私自身も,クリニックの開業後数年間は同じ壁にぶつかりました。求人票を整え,待遇を見直し,掲載媒体も変え,応募フォームも整備した。それでも応募が少ない。面接以前に,そもそも入口に立ってもらえていない――そんな感覚が続きました。当時の私は,「条件は提示しているのに」と考えていました。しかし,なかなか応募してもらえない状況が続く中で,「採用のボトルネックは別のところにあるのではないか」と,その状況をとらえ直すようになりました。

私たち採用サイドは特別に意識することもなく「応募」と言ったりしますが,応募というのは,求職者にとっては,履歴書の準備,面接日程の調整,応募先で働いているスタッフへの配慮など,心理的にも実務的にも負荷の大きい行為です。「少し興味はある」「話だけ聞いてみたい」という段階から,いきなり応募へ進むのは簡単ではありません。つまり,問題は,条件の魅力が足りないというよりも,応募の手前に,安心して接点を持てる場所がないことにあるのではないか。そう考えると,やるべきことは「求人票の改善」だけではなく,「入口の設計」だという結論に近づきます。
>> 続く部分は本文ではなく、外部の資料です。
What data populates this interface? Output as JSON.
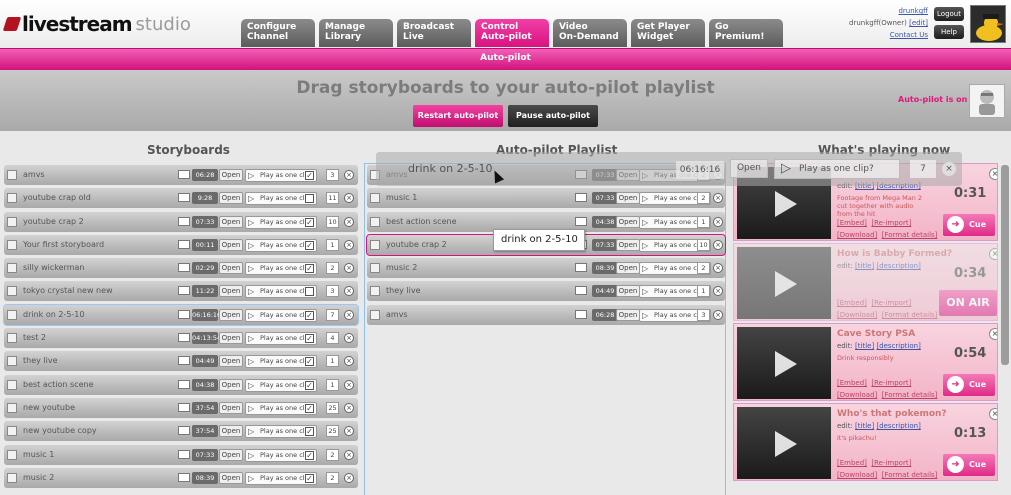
{
  "header": {
    "logo_name": "livestream",
    "logo_suffix": "studio",
    "tabs": [
      {
        "label": "Configure\nChannel"
      },
      {
        "label": "Manage\nLibrary"
      },
      {
        "label": "Broadcast\nLive"
      },
      {
        "label": "Control\nAuto-pilot"
      },
      {
        "label": "Video\nOn-Demand"
      },
      {
        "label": "Get Player\nWidget"
      },
      {
        "label": "Go\nPremium!"
      }
    ],
    "user": {
      "name": "drunkgff",
      "line2": "drunkgff(Owner)",
      "edit": "[edit]",
      "contact": "Contact Us"
    },
    "logout": "Logout",
    "help": "Help"
  },
  "pink_bar": {
    "label": "Auto-pilot"
  },
  "autopilot": {
    "heading": "Drag storyboards to your auto-pilot playlist",
    "restart": "Restart auto-pilot",
    "pause": "Pause auto-pilot",
    "status": "Auto-pilot is on"
  },
  "columns": {
    "storyboards": "Storyboards",
    "playlist": "Auto-pilot Playlist",
    "now_playing": "What's playing now"
  },
  "row_labels": {
    "open": "Open",
    "play": "Play as one clip?",
    "x": "×"
  },
  "storyboards": [
    {
      "name": "amvs",
      "dur": "06:28",
      "count": "3",
      "checked": true
    },
    {
      "name": "youtube crap old",
      "dur": "9:28",
      "count": "11",
      "checked": false
    },
    {
      "name": "youtube crap 2",
      "dur": "07:33",
      "count": "10",
      "checked": true
    },
    {
      "name": "Your first storyboard",
      "dur": "00:11",
      "count": "1",
      "checked": true
    },
    {
      "name": "silly wickerman",
      "dur": "02:29",
      "count": "2",
      "checked": true
    },
    {
      "name": "tokyo crystal new new",
      "dur": "11:22",
      "count": "3",
      "checked": false
    },
    {
      "name": "drink on 2-5-10",
      "dur": "06:16:16",
      "count": "7",
      "checked": true
    },
    {
      "name": "test 2",
      "dur": "04:13:54",
      "count": "4",
      "checked": true
    },
    {
      "name": "they live",
      "dur": "04:49",
      "count": "1",
      "checked": true
    },
    {
      "name": "best action scene",
      "dur": "04:38",
      "count": "1",
      "checked": true
    },
    {
      "name": "new youtube",
      "dur": "37:54",
      "count": "25",
      "checked": true
    },
    {
      "name": "new youtube copy",
      "dur": "37:54",
      "count": "25",
      "checked": true
    },
    {
      "name": "music 1",
      "dur": "07:33",
      "count": "2",
      "checked": true
    },
    {
      "name": "music 2",
      "dur": "08:39",
      "count": "2",
      "checked": true
    }
  ],
  "playlist": [
    {
      "name": "amvs",
      "dur": "07:33",
      "count": "2",
      "checked": true
    },
    {
      "name": "music 1",
      "dur": "07:33",
      "count": "2",
      "checked": true
    },
    {
      "name": "best action scene",
      "dur": "04:38",
      "count": "1",
      "checked": true
    },
    {
      "name": "youtube crap 2",
      "dur": "07:33",
      "count": "10",
      "checked": true
    },
    {
      "name": "music 2",
      "dur": "08:39",
      "count": "2",
      "checked": true
    },
    {
      "name": "they live",
      "dur": "04:49",
      "count": "1",
      "checked": true
    },
    {
      "name": "amvs",
      "dur": "06:28",
      "count": "3",
      "checked": true
    }
  ],
  "drag_ghost": {
    "name": "drink on 2-5-10",
    "dur": "06:16:16",
    "open": "Open",
    "play": "Play as one clip?",
    "count": "7",
    "x": "×"
  },
  "tooltip": "drink on 2-5-10",
  "now_playing": [
    {
      "title": "",
      "edit_prefix": "edit:",
      "title_link": "[title]",
      "desc_link": "[description]",
      "desc": "Footage from Mega Man 2 cut together with audio from the hit",
      "dur": "0:31",
      "embed": "[Embed]",
      "reimport": "[Re-import]",
      "download": "[Download]",
      "format": "[Format details]",
      "action": "Cue",
      "faded": false,
      "onair": false
    },
    {
      "title": "How is Babby Formed?",
      "edit_prefix": "edit:",
      "title_link": "[title]",
      "desc_link": "[description]",
      "desc": "",
      "dur": "0:34",
      "embed": "[Embed]",
      "reimport": "[Re-import]",
      "download": "[Download]",
      "format": "[Format details]",
      "action": "ON AIR",
      "faded": true,
      "onair": true
    },
    {
      "title": "Cave Story PSA",
      "edit_prefix": "edit:",
      "title_link": "[title]",
      "desc_link": "[description]",
      "desc": "Drink responsibly",
      "dur": "0:54",
      "embed": "[Embed]",
      "reimport": "[Re-import]",
      "download": "[Download]",
      "format": "[Format details]",
      "action": "Cue",
      "faded": false,
      "onair": false
    },
    {
      "title": "Who's that pokemon?",
      "edit_prefix": "edit:",
      "title_link": "[title]",
      "desc_link": "[description]",
      "desc": "it's pikachu!",
      "dur": "0:13",
      "embed": "[Embed]",
      "reimport": "[Re-import]",
      "download": "[Download]",
      "format": "[Format details]",
      "action": "Cue",
      "faded": false,
      "onair": false
    }
  ]
}
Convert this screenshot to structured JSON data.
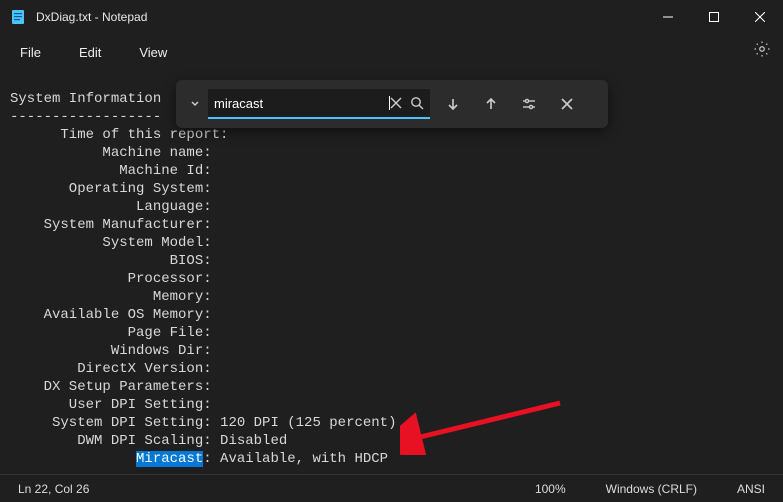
{
  "title_bar": {
    "title": "DxDiag.txt - Notepad"
  },
  "menu": {
    "file": "File",
    "edit": "Edit",
    "view": "View"
  },
  "find": {
    "query": "miracast"
  },
  "doc": {
    "heading": "System Information",
    "dashes": "------------------",
    "lines": {
      "time": "      Time of this report:",
      "mname": "           Machine name:",
      "mid": "             Machine Id:",
      "os": "       Operating System:",
      "lang": "               Language:",
      "sysmfr": "    System Manufacturer:",
      "sysmodel": "           System Model:",
      "bios": "                   BIOS:",
      "proc": "              Processor:",
      "mem": "                 Memory:",
      "availmem": "    Available OS Memory:",
      "pagefile": "              Page File:",
      "windir": "            Windows Dir:",
      "dxver": "        DirectX Version:",
      "dxsetup": "    DX Setup Parameters:",
      "userdpi": "       User DPI Setting:",
      "sysdpi_l": "     System DPI Setting: ",
      "sysdpi_v": "120 DPI (125 percent)",
      "dwm_l": "        DWM DPI Scaling: ",
      "dwm_v": "Disabled",
      "mira_pre": "               ",
      "mira_hl": "Miracast",
      "mira_post": ": Available, with HDCP"
    }
  },
  "status": {
    "pos": "Ln 22, Col 26",
    "zoom": "100%",
    "eol": "Windows (CRLF)",
    "enc": "ANSI"
  }
}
クリニックでの仕事は,少人数によるチーム医療です。人間関係やコミュニケーションの質が,そのまま働きやすさと医療の質に直結します。実際,離職理由としても多いのは,給与や勤務時間といった労働条件よりも,「雰囲気が想像と違った」「相談しづらかった」といったもので,こういったことを判断するための情報は,求人票には書かれていません。求職者もそれをよくわかっています。だからこそ,応募前に「ここで働く自分」を具体的に想像できないと,入口の段階で止まってしまうのです。